4. Since the economic weakness is likely to persist for atleast a couple of years, the government should also consider giving a renewed push for major infrastructure projects, both by direct funding and by public private participation. The NHAI roads, power projects, ports and airports, and urban infrastructure works can all be given a push with suitably tailored guarantees to facilitate financial closure. The India Infrastructure Company Ltd set up to mop up funds for infrastructure investments should get its act together swiftly to raise money and then disburse the loans.

5. With bulging foodgrain stocks, the government can afford to temporarily increase the allocations under the Public Distribution System (PDS), as a one time measure for a period of six months. This can be delivered to the present PDS beneficiaries, but through more targetted approaches like food stamps or bundled along with the NREGS wages or welfare pensions or to SHG members in urban centers. This will deliver one of the largest returns, given that it woill benefit those who are most likely to spend all of the money saved, and also since it would reduce the susbtantial carrying costs incurred by the FCI and others on these foodstocks.

6. Private investment can be incentivized by offering a temporary, one year intially, tax break for investments in certain specific sectors.
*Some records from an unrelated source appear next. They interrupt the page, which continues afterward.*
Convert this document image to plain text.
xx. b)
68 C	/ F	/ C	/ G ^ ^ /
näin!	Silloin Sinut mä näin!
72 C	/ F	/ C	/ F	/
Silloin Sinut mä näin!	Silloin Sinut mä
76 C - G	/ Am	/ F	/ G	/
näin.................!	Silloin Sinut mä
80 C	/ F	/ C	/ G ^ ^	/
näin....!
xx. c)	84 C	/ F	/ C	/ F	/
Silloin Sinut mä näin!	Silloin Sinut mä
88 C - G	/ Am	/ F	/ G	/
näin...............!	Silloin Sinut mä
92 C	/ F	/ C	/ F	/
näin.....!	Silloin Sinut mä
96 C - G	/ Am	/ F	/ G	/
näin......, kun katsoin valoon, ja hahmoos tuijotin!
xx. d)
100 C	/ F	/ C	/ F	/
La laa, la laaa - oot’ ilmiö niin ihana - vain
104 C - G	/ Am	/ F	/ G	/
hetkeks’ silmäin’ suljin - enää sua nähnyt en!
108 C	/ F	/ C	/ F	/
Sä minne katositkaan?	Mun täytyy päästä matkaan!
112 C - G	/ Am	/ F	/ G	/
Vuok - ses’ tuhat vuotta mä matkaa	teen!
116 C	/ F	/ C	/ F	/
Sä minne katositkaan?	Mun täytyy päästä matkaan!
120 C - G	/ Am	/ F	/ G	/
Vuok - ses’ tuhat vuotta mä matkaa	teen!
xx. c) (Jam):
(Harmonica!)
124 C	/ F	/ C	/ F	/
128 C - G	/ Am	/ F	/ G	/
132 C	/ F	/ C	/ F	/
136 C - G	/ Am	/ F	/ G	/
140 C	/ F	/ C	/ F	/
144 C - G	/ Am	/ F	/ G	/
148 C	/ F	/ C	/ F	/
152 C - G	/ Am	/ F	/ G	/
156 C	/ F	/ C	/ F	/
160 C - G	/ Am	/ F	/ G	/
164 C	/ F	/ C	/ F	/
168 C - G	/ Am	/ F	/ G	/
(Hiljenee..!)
Credit enhancement support and even credit guarantees can be offered, for a limited intial period, on borrowings for new projects in certain sectors. All such incentives should come in the form of tax credits, to be reimbursed back on production of the required validating documents.

7. The Government should also consider temporary increases in the Central share of few successful (say, as appraised by the Planning Commission) welfare programs of the state governments. This can be expanded to make one time capital injections into a few of the successful state initiatives on health care, skill development, education, medical insurance, employment generation etc, like the Arogya Sri and Abhaya Hastam Programs in Andhra Pradesh and Chiranjeevi Yojana in Gujrat. This would serve as an incentive to these states, besides setting the stage for their expansion to other states. The selection of these programs can be done in an objective manner by way of quick independent evaluations, many of which are already available. The approaching elections makes this a politically diffcult option to implement without considerable pork and wastage.

8. Private consumption carries considerable potential in pulling the economy out of the trough. Government can encourage consumption by offering temporary credit incentives (lowering provisioning requirements on loans made to these sectors etc) to banks lending for hire purchase on consumer durables like electronics, automobiles, homes etc, and ensure that banks pass on the benefits to the consumers. Such incentives should be for a limited period of say, three months, so as to force consumers out into the market. This is far more effective way of stimulating demand than by cutting taxes and duties, which tend to only add to the company bottom line.

9. If the government still has fiscal space, it can consider making one time direct cash handouts to the existing welfare pensioners and expedite the release of second instalment of the Pay Commission handouts.

10. Finally, a fiercely contested general election, with massive spending on campaigning, is more welcome now than ever and can be one of the most efficient fiscal stimulus. It will provide a much needed filip to the local economy with large multiplier effects. It will also be effective in leveraging private money, albeit of the "black" variety, to boost AD.